2. Plan Training Annually
Create an annual training plan at the start of each year. Map out which employees need training, what skills are priorities, and schedule programmes throughout the year.
3. Use SBL-Khas for Flexibility
SBL-Khas has shorter lead times (14 days vs 30 days) and is more flexible for SMEs. Use it for ad-hoc training needs.
4. Invest in High-Impact Training
Rather than spreading your levy across many small workshops, consider investing in comprehensive programmes like AI training that deliver measurable productivity improvements.
5. Combine with Industry Programmes
HRDF occasionally offers special programmes (like PROLUS) that provide additional funding beyond your levy balance. Watch for announcements on the HRDF portal.
HRDF Contribution and AI Training
AI and digital skills training is one of the highest-ROI uses of your HRDF levy. A single AI training programme can automate processes worth many times the training cost.
Example ROI calculation:
- 5-day AI training for 10 employees: RM15,000 (fully claimable)

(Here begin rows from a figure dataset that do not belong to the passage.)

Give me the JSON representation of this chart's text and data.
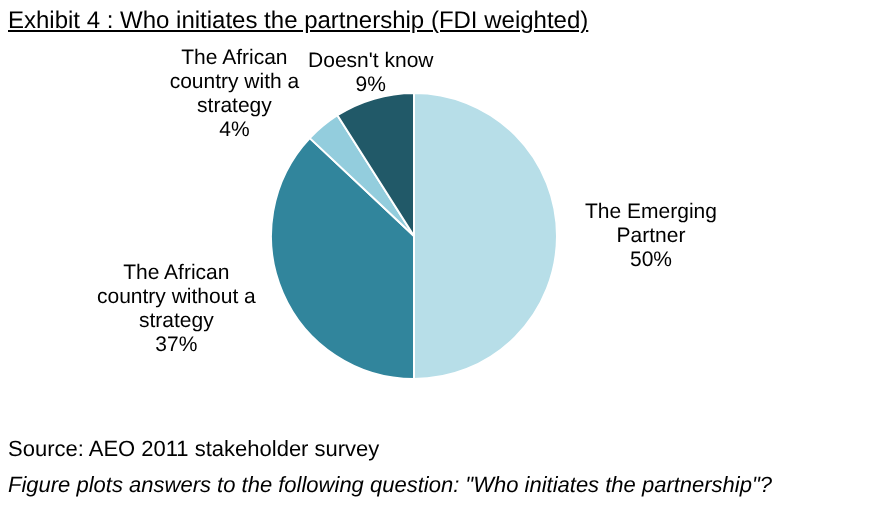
{
  "chart_data": {
    "type": "pie",
    "title": "Exhibit 4 : Who initiates the partnership (FDI weighted)",
    "categories": [
      "The Emerging Partner",
      "The African country without a strategy",
      "The African country with a strategy",
      "Doesn't know"
    ],
    "values": [
      50,
      37,
      4,
      9
    ],
    "value_labels": [
      "50%",
      "37%",
      "4%",
      "9%"
    ],
    "colors": [
      "#b7dee8",
      "#31859c",
      "#93cddd",
      "#215968"
    ],
    "legend": false,
    "annotations": [
      "Source: AEO 2011 stakeholder survey",
      "Figure plots answers to the following question: \"Who initiates the partnership\"?"
    ]
  }
}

- Each employee automates 2 hours/week of repetitive tasks
- Annual time savings: 10 x 2 x 52 = 1,040 hours
- At RM30/hour average: RM31,200 in annual productivity gains
- ROI: 108% in year one
How Pertama Partners Helps with Levy Utilisation
Pertama Partners works with Malaysian companies to maximise their HRDF levy utilisation through AI and digital skills training. We provide levy utilisation audits, recommend training programmes aligned with your business goals, and handle all HRDF documentation.
Frequently Asked Questions
Frequently Asked Questions
The HRDF levy is 1% of each Malaysian employee's monthly gross wages. For a company with RM200,000 monthly payroll, the levy is RM2,000/month or RM24,000/year.
HRDF contributions fund the training levy balance that your company can claim back when sending employees for approved training programmes. Think of it as a dedicated training savings account.
Temporary exemptions are available for companies in financial difficulty. Permanent exemptions apply to government bodies and companies below the mandatory employee threshold. Apply through PSMB with supporting documentation.
HRDF levy is typically deducted alongside EPF contributions. You can view your levy statements and payment status through the e-TRIS portal. Payment is due by the 15th of the following month.
Your levy balance accumulates over time. However, unused levy is essentially money your company has invested without getting returns. Aim for at least 80% utilisation by planning regular training programmes.